Radio Free Europe/Radio Liberty
January 11, 2018
An Afghan media watchdog says that 2017 was the “bloodiest” year ever for journalists and other media personnel working in Afghanistan, with the Taliban and Islamic State (IS) militant groups being blamed for much of the violence.
The Afghan Journalists Safety Committee (AJSC) said in a report released on January 11 that 20 journalists and media workers were killed last year, an increase from 13 deaths in 2016.
The group said there were 169 reported cases of violence and threats against journalists on the job, with 12 of them directed toward female media workers. In 2106, AJSC documented 101 such cases.
The report said “terrorist groups” such as the Taliban and IS were responsible for “all cases of the killings of journalists.” The Taliban was blamed for the deaths of 18 journalists, while IS was blamed for two.
The Western-backed government in Kabul has been fighting Taliban extremists since the U.S.-led invasion of 2001 drove them from power.
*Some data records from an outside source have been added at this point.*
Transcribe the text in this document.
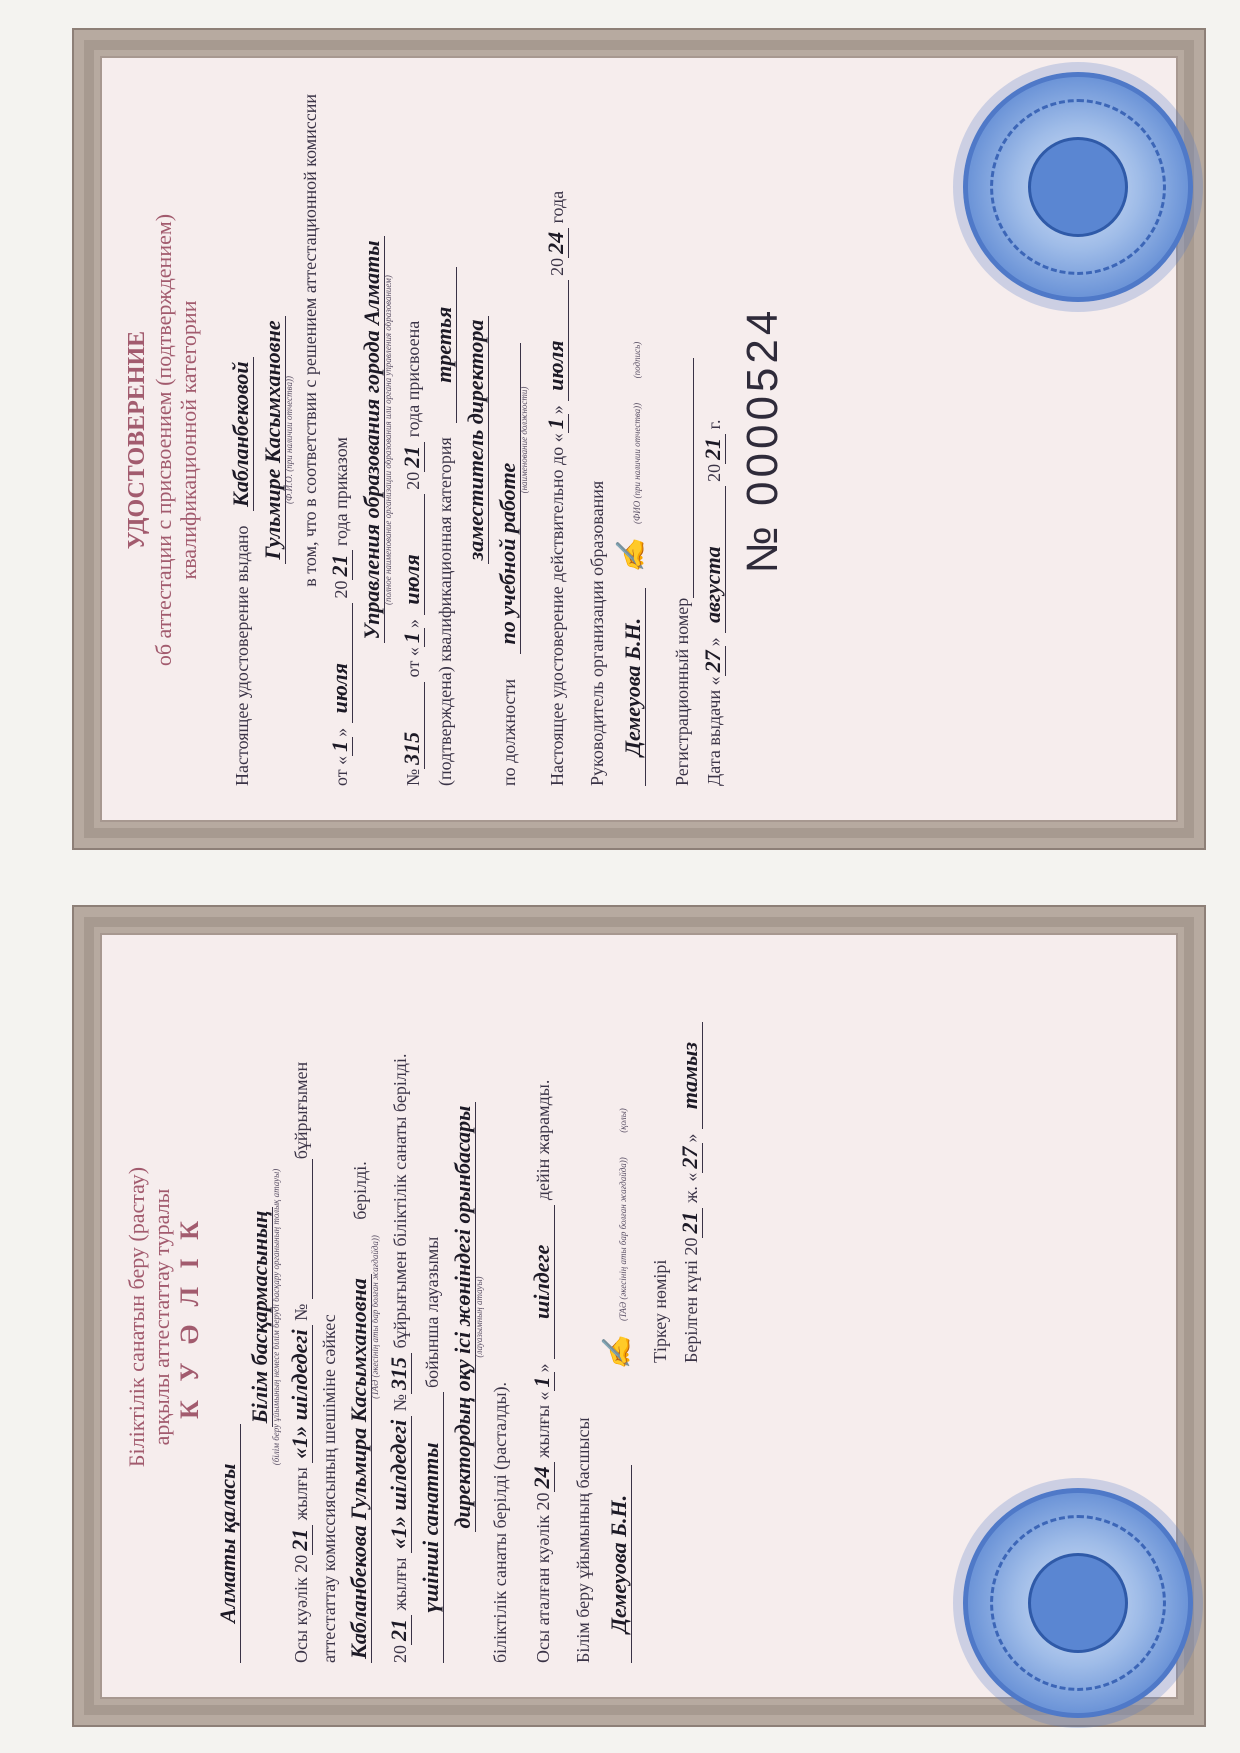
УДОСТОВЕРЕНИЕ об аттестации с присвоением (подтверждением) квалификационной категории

Настоящее удостоверение выдано Кабланбековой Гульмире Касымхановне (Ф.И.О. (при наличии отчества)) в том, что в соответствии с решением аттестационной комиссии
от «1» июля 2021 года приказом Управления образования города Алматы (полное наименование организации образования или органа управления образованием)
№315 от «1» июля 2021 года присвоена
(подтверждена) квалификационная категория третья заместитель директора
по должности по учебной работе
(наименование должности) Настоящее удостоверение действительно до «1» июля 2024 года
Руководитель организации образования Демеуова Б.Н. ✍ (ФИО (при наличии отчества)) (подпись)
Регистрационный номер Дата выдачи «27» августа 2021 г. № 0000524

Біліктілік санатын беру (растау) арқылы аттестаттау туралы К У Ә Л І К

Алматы қаласы
Білім басқармасының (білім беру ұйымының немесе білім беруді басқару органының толық атауы)
Осы куәлік 2021 жылғы «1» шілдедегі № бұйрығымен
аттестаттау комиссиясының шешіміне сәйкес Кабланбекова Гульмира Касымхановна берілді.
(ТАӘ (әкесінің аты бар болған жағдайда))
2021 жылғы «1» шілдедегі №315 бұйрығымен біліктілік санаты берілді.
үшінші санатты бойынша лауазымы директордың оқу ісі жөніндегі орынбасары (лауазымның атауы)
біліктілік санаты берілді (расталды). Осы аталған куәлік 2024 жылғы «1» шілдеге дейін жарамды.
Білім беру ұйымының басшысы Демеуова Б.Н. ✍ (ТАӘ (әкесінің аты бар болған жағдайда)) (қолы)
Тіркеу нөмірі Берілген күні 2021 ж. «27» тамыз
IS and other terror groups have also begun operating in Afghanistan, often attacking mosque worshippers and government and security officials, along with journalists.
“An unprecedented increase in threats and violence against journalists has created serious concern about the survival of freedoms of expression and press,” the Kabul-based AJSC said in its regular six-month report.
“Because freedom of expression, freedom of press, and media pluralism are among the country’s most important achievements in the past 16 years, the threat to media is considered a threat to the country’s overall progress,” added the group, which describes itself as an independent, nonprofit organization supporting press freedom in Afghanistan.
The report also blamed government workers for some of the attacks on the press, saying they are responsible for 34 percent of the “violence and intimidation against journalists.”
In 2017, the majority of incidents of violence against media personnel took place in Kabul and in northern provinces — specifically Parwan, Kapisa, and Panjsher. The safest areas for journalists were in the southeastern provinces, the report said.
“Although the government’s leadership has made many commitments to protect journalists and collaborate with the media — issuing numerous decrees for protecting journalists — these official measures have failed to deliver the desired results in reducing violence against journalists,” the AJSC said.
Along with direct violence, the report cited examples of intimidation against media outlets by the Taliban and IS, leading to situations of “self-censorship.”
It said that in “insecure provinces” such as Ghazni, Logar, and Pakitia, the extremist groups have forced the media to avoid broadcasting and printing content that includes “female songs, music, promotional ads of security forces, and ads related to the peace process.”
In a report last month, the international Reporters Without Borders (RSF) said that 65 professional journalists, citizen-journalists, and media workers were killed across the world in 2017, representing an 18 percent decline from the 2016 figure.